In Childs v Desmoreux, the Supreme Court of Canada ruled that party hosts are generally not liable if their guests drive drunk and injure third parties. The case has major implications for Canadian social hosts, homeowners, insurers and, of course, victims of drunk driving, as well as society at large. My case comment, “Social Host Liability in Canada,” explores some of these implications by looking at the underlying reasoning of the Court and the legal and practical significance of the case in Canada and abroad. I worry that the Court’s ruling may discourage social hosts from acting responsibly.
The case is about whether or not the hosts of a BYOB party must take reasonable steps to prevent their guests from driving drunk and injuring someone as a result. It is tremendously significant for every Canadian who hosts a party, insurance companies and homeowners, and perhaps most of all, victims of drunk driving.

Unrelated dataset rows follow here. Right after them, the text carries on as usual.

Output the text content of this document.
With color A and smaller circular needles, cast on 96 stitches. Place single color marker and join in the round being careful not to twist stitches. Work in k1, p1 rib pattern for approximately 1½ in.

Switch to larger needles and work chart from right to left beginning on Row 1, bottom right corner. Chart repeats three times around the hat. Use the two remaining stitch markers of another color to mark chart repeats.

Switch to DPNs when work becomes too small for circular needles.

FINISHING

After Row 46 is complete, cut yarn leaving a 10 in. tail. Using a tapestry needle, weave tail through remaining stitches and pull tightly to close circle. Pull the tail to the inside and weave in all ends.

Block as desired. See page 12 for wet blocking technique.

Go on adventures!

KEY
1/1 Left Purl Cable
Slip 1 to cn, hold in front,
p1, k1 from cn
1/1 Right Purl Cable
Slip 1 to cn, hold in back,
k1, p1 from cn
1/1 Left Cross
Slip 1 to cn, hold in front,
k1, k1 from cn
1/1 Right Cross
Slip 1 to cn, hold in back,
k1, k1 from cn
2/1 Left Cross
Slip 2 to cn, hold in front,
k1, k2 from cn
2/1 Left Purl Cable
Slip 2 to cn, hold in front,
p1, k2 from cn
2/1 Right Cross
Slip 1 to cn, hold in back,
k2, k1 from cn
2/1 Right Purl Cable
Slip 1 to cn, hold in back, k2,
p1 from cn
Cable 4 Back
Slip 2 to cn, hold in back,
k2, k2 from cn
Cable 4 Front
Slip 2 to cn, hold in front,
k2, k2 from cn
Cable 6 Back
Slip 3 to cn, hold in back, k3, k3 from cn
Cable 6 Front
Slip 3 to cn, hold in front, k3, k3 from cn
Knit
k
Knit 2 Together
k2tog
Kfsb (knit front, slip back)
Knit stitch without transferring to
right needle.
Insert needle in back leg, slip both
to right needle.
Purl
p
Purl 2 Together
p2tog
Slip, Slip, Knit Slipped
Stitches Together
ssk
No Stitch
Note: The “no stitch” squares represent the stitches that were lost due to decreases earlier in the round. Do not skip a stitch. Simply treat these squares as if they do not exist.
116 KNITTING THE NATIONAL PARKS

The trial judge and Court of Appeal both found that no legal duty of reasonable care exists. The Supreme Court has affirmed those decisions and held that social hosts cannot be liable for the harms inflicted on victims of drunk driving by the hosts’ intoxicated guests. Party hosts can apparently ignore the fact that their guests may leave the party driving drunk, without doing anything about it. The Court justified this decision on the grounds of individual autonomy and responsibility, saying that when an adult makes the choice to consume alcohol and drive drunk, “there is no reason why others should be made to bear its costs.” Of course, without sufficient insurance to cover all losses, the practical result of this ruling is that Zoe Childs and other innocent victims of drunk driving will bear these costs.
Importantly, the Court did note that this case concerned a BYOB party. The result might be different in a case where hosts serve alcohol to a guest, are relied upon to monitor consumption and/or know or ought to know that a guest is about to drive drunk. The fact that hosts know about a guest’s history of alcohol abuse and drunk driving is immaterial, according to the Court. The Court was also careful to distinguish social hosts from commercial hosts. Commercial hosts serve alcohol for profit, are able to control patrons’ consumption and are required by regulations to do so.
In the social context, however, the ruling leaves drunk drivers as the only ones legally responsible for the injuries of their victims. It means governments may now have to consider alternative schemes, for example compensation funds for victims of drunk driving supported by levies on alcohol retailers or consumers.